After a review of lawsuits brought by state attorneys general against the schools and their parent company, Education Management Corporation, the Education Department found that the Art Institutes falsified job placement figures in advertisements and misled prospective students with inflated salary expectations.
In one case the department highlighted, an Art Institute campus in Florida appeared to have included the tennis star Serena Williams’s annual income in its graduate salary projections after she had attended classes there.
“This institution falsified data, knowingly misled students and cheated borrowers into taking on mountains of debt without leading to promising career prospects at the end of their studies,” President Biden said in a statement.
He also took a swipe at former President Donald J. Trump, whom he accused of ignoring the influence of predatory for-profit schools on students seeking what they believed were meaningful academic credentials.
“While my predecessor looked the other way when colleges defrauded students and borrowers, I promised to take this on directly to provide borrowers with the relief they need and deserve,” Mr. Biden said.
The president’s decision to cancel the student debt was another step in his pursuit of student loan forgiveness in the year since the Supreme Court struck down a far more ambitious plan to wipe out more than $400 billion in debt.
Mr. Biden said last month that he would make another attempt at large-scale debt forgiveness for more than 25 million people, despite opposition from Republicans, who say it would be unfair to borrowers who struggled to pay off their student debt without assistance.
In the meantime, the administration has forgiven about $160 billion in debt for 4.6 million borrowers by fixing and streamlining existing programs that have been plagued by bureaucratic and other problems for years.
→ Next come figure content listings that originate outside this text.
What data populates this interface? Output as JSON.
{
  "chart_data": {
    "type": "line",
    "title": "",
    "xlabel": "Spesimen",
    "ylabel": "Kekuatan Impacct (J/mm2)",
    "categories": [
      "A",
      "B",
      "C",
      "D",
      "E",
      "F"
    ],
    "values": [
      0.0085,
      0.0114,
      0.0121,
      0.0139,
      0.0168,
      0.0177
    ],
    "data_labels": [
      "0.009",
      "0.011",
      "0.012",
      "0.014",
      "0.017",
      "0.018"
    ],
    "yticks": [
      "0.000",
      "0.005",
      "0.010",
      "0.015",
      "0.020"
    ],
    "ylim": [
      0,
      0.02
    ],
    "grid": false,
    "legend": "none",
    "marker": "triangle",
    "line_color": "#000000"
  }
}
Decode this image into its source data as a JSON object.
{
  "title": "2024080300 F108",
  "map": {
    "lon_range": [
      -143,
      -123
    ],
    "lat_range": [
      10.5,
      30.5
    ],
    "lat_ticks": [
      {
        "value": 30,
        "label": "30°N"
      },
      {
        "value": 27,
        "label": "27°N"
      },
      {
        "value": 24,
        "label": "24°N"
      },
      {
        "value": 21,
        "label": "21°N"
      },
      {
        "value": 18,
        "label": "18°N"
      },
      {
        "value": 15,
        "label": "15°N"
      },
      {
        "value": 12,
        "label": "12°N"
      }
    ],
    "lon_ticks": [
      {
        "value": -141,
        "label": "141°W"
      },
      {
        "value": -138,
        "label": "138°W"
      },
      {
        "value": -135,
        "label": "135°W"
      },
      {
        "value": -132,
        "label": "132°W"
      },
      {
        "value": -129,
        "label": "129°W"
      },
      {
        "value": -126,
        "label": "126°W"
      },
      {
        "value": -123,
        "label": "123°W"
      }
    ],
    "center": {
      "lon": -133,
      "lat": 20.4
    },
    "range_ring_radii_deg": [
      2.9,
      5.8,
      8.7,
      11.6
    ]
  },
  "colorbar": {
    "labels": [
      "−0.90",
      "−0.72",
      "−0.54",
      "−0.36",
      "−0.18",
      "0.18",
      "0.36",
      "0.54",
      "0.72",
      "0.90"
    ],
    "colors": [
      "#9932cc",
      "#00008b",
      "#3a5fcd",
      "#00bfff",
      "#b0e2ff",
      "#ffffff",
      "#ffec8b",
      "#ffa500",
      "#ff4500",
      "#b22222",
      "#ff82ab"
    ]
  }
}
The action covers students who attended Art Institute schools between Jan. 1, 2004, and Oct. 16, 2017. The department said borrowers would be notified starting on Wednesday that they had been approved and would see their debt canceled automatically.
Forgiving federal student loans for borrowers who the administration has determined were preyed on by their schools has emerged as one part of the administration’s student debt relief strategy, using its authority under an existing program known as borrower defense to repayment. To date, the administration has approved $28.7 billion in debt forgiveness for some 1.6 million borrowers whose institutions engaged in misleading practices or shut down.
“In addition to providing critical relief to students, we need to hold wrongdoers accountable — otherwise, executives will continue to exploit students for their own benefit,” said Aaron Ament, the president of the National Student Legal Defense Network, which has represented former Art Institute students since 2018.